Pipeline for training LSA models using Scikit-Learn.

Overview

tests linter codecov

python 3.6 release (latest by date) license

pre-commit code style: black

pypi version pypi downloads

Latent Semantic Analysis

Pipeline for training LSA models using Scikit-Learn.

Usage

Instead of writing custom code for latent semantic analysis, you just need:

  1. install pipeline:
pip install latent-semantic-analysis
  1. run pipeline:
  • either in terminal:
lsa-train --path_to_config config.yaml
  • or in python:
import latent_semantic_analysis

latent_semantic_analysis.train(path_to_config="config.yaml")

NOTE: more about config file here.

No data preparation is needed, only a csv file with raw text column (with arbitrary name).

Config

The user interface consists of only one files:

  • config.yaml - general configuration with sklearn TF-IDF and SVD parameters

Change config.yaml to create the desired configuration and train LSA model with the following command:

  • terminal:
lsa-train --path_to_config config.yaml
  • python:
import latent_semantic_analysis

latent_semantic_analysis.train(path_to_config="config.yaml")

Default config.yaml:

seed: 42
path_to_save_folder: models

# data
data:
  data_path: data/data.csv
  sep: ','
  text_column: text

# tf-idf
tf-idf:
  lowercase: true
  ngram_range: (1, 1)
  max_df: 1.0
  min_df: 1

# svd
svd:
  n_components: 10
  algorithm: arpack

NOTE: tf-idf and svd are sklearn TfidfVectorizer and TruncatedSVD parameters correspondingly, so you can parameterize instances of these classes however you want.

Output

After training the model, the pipeline will return the following files:

  • model.joblib - sklearn pipeline with LSA (TF-IDF and SVD steps)
  • config.yaml - config that was used to train the model
  • logging.txt - logging file
  • doc2topic.json - document embeddings
  • term2topic.json - term embeddings

Requirements

Python >= 3.6

Citation

If you use latent-semantic-analysis in a scientific publication, we would appreciate references to the following BibTex entry:

@misc{dayyass2021lsa,
    author       = {El-Ayyass, Dani},
    title        = {Pipeline for training LSA models},
    howpublished = {\url{https://github.com/dayyass/latent-semantic-analysis}},
    year         = {2021}
}
You might also like...
This repository contains all the source code that is needed for the project : An Efficient Pipeline For Bloom’s Taxonomy Using Natural Language Processing and Deep Learning
This repository contains all the source code that is needed for the project : An Efficient Pipeline For Bloom’s Taxonomy Using Natural Language Processing and Deep Learning

Pipeline For NLP with Bloom's Taxonomy Using Improved Question Classification and Question Generation using Deep Learning This repository contains all

Universal End2End Training Platform, including pre-training, classification tasks, machine translation, and etc.

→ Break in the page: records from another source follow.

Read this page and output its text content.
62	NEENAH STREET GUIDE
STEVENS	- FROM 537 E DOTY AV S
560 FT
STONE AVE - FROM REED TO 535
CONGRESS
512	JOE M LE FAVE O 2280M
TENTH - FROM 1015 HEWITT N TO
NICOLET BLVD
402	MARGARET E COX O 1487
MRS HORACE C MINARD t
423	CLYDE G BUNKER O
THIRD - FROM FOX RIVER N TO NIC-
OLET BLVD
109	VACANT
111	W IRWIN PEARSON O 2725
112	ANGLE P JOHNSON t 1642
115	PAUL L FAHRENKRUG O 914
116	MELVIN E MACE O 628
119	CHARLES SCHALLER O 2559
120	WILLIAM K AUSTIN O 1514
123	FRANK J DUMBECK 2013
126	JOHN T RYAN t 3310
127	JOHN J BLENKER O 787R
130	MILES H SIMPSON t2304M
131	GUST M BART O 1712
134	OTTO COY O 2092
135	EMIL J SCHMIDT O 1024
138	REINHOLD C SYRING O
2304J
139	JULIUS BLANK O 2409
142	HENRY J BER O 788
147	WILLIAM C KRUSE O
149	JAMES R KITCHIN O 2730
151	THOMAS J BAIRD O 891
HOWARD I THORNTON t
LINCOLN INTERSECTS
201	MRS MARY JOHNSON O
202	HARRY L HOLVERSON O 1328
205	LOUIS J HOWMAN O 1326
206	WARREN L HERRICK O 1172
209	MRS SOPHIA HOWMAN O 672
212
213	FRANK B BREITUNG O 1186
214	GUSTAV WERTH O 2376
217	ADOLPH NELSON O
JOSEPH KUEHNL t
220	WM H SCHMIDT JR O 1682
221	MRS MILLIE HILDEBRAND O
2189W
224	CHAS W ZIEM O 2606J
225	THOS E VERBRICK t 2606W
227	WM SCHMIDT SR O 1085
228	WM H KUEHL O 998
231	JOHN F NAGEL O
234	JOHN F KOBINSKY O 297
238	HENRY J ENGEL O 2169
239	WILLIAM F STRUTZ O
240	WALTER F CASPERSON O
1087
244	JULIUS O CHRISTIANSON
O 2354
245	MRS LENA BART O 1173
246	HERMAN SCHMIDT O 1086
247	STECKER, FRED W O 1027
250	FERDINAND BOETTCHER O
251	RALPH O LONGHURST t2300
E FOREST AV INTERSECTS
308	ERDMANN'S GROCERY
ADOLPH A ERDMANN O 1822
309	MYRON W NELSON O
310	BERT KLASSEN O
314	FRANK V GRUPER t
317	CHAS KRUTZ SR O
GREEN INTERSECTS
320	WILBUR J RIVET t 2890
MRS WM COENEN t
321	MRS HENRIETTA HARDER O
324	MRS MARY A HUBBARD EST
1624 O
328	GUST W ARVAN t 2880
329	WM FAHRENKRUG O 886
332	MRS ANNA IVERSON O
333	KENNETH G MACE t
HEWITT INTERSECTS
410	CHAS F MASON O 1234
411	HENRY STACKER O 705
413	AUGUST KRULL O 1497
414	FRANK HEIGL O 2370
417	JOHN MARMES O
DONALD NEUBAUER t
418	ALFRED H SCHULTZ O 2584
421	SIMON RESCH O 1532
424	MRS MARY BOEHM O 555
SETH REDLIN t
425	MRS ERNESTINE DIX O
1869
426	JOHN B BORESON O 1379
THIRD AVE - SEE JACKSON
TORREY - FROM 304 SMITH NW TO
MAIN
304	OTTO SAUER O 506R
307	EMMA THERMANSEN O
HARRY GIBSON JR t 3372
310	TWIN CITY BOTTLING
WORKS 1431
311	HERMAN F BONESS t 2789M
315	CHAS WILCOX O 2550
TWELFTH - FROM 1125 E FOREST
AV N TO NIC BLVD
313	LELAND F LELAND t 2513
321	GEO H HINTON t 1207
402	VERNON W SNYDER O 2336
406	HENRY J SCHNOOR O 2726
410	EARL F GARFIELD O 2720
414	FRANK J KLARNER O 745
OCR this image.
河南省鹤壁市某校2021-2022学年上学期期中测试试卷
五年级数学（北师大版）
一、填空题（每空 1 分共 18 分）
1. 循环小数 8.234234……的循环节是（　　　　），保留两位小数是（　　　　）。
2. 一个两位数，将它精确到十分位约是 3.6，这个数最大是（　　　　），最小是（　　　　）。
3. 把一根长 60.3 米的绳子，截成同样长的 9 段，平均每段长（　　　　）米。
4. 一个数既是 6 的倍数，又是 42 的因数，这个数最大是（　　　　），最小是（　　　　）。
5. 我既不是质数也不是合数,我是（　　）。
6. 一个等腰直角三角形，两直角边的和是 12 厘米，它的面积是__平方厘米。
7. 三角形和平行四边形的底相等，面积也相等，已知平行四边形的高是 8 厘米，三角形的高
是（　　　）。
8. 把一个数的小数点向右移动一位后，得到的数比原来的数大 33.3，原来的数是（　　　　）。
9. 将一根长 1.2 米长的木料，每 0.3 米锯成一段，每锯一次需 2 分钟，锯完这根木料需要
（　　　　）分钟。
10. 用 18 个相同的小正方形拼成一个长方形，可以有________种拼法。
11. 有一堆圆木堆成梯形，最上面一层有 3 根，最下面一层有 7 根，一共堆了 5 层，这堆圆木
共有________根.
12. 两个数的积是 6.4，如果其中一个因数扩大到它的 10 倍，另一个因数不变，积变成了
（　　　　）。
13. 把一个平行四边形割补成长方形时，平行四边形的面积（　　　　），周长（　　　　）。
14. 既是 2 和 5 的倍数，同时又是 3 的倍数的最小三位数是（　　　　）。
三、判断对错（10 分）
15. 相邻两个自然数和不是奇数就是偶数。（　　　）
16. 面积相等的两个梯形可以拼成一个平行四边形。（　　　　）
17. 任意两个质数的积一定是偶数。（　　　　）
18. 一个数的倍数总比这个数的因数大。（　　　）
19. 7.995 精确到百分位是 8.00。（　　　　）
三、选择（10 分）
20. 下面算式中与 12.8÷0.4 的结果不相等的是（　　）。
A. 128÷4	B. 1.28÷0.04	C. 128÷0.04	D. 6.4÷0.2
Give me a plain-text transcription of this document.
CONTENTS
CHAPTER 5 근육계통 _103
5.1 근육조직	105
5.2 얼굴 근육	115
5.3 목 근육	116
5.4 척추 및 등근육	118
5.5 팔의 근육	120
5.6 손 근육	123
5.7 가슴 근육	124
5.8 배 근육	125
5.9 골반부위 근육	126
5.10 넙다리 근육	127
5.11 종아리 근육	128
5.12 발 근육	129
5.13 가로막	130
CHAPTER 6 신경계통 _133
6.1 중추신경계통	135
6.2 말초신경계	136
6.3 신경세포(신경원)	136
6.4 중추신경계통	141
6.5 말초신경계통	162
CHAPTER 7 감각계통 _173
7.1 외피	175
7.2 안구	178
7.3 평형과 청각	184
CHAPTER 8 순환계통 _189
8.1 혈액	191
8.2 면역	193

背景 安装教程 快速上手 (一)预训练模型 (二)机器翻译 (三)文本分类 TenTrans 进阶 1. 多语言机器翻译 2. 跨语言预训练 背景 TrenTrans是一个统一的端到端的多语言多任务预训练平台,支持多种预训练方式,以及序列生成和自然语言理解任务。 安装教程 git clone git

Toy example of an applied ML pipeline for me to experiment with MLOps tools.

Toy Machine Learning Pipeline Table of Contents About Getting Started ML task description and evaluation procedure Dataset description Repository stru

Pipeline for chemical image-to-text competition
Pipeline for chemical image-to-text competition

BMS-Molecular-Translation Introduction This is a pipeline for Bristol-Myers Squibb – Molecular Translation by Vadim Timakin and Maksim Zhdanov. We got

Pipeline for fast building text classification TF-IDF + LogReg baselines.

Text Classification Baseline Pipeline for fast building text classification TF-IDF + LogReg baselines. Usage Instead of writing custom code for specif

A Multilingual Latent Dirichlet Allocation (LDA) Pipeline with Stop Words Removal, n-gram features, and Inverse Stemming, in Python.

Multilingual Latent Dirichlet Allocation (LDA) Pipeline This project is for text clustering using the Latent Dirichlet Allocation (LDA) algorithm. It

MHtyper is an end-to-end pipeline for recognized the Forensic microhaplotypes in Nanopore sequencing data.

MHtyper is an end-to-end pipeline for recognized the Forensic microhaplotypes in Nanopore sequencing data. It is implemented using Python.

BookNLP, a natural language processing pipeline for books
BookNLP, a natural language processing pipeline for books

BookNLP BookNLP is a natural language processing pipeline that scales to books and other long documents (in English), including: Part-of-speech taggin

Vad-sli-asr - A Python scripts for a speech processing pipeline with Voice Activity Detection (VAD)
Vad-sli-asr - A Python scripts for a speech processing pipeline with Voice Activity Detection (VAD)

VAD-SLI-ASR Python scripts for a speech processing pipeline with Voice Activity

Releases(v0.1.0)
Owner
Dani El-Ayyass
NLP Tech Lead @ Sber AI, Master Student in Applied Mathematics and Computer Science @ CMC MSU
Dani El-Ayyass
[KBS] Aspect-based sentiment analysis via affective knowledge enhanced graph convolutional networks

#Sentic GCN Introduction This repository was used in our paper: Aspect-Based Sentiment Analysis via Affective Knowledge Enhanced Graph Convolutional N

Akuchi 35 Nov 16, 2022
A full spaCy pipeline and models for scientific/biomedical documents.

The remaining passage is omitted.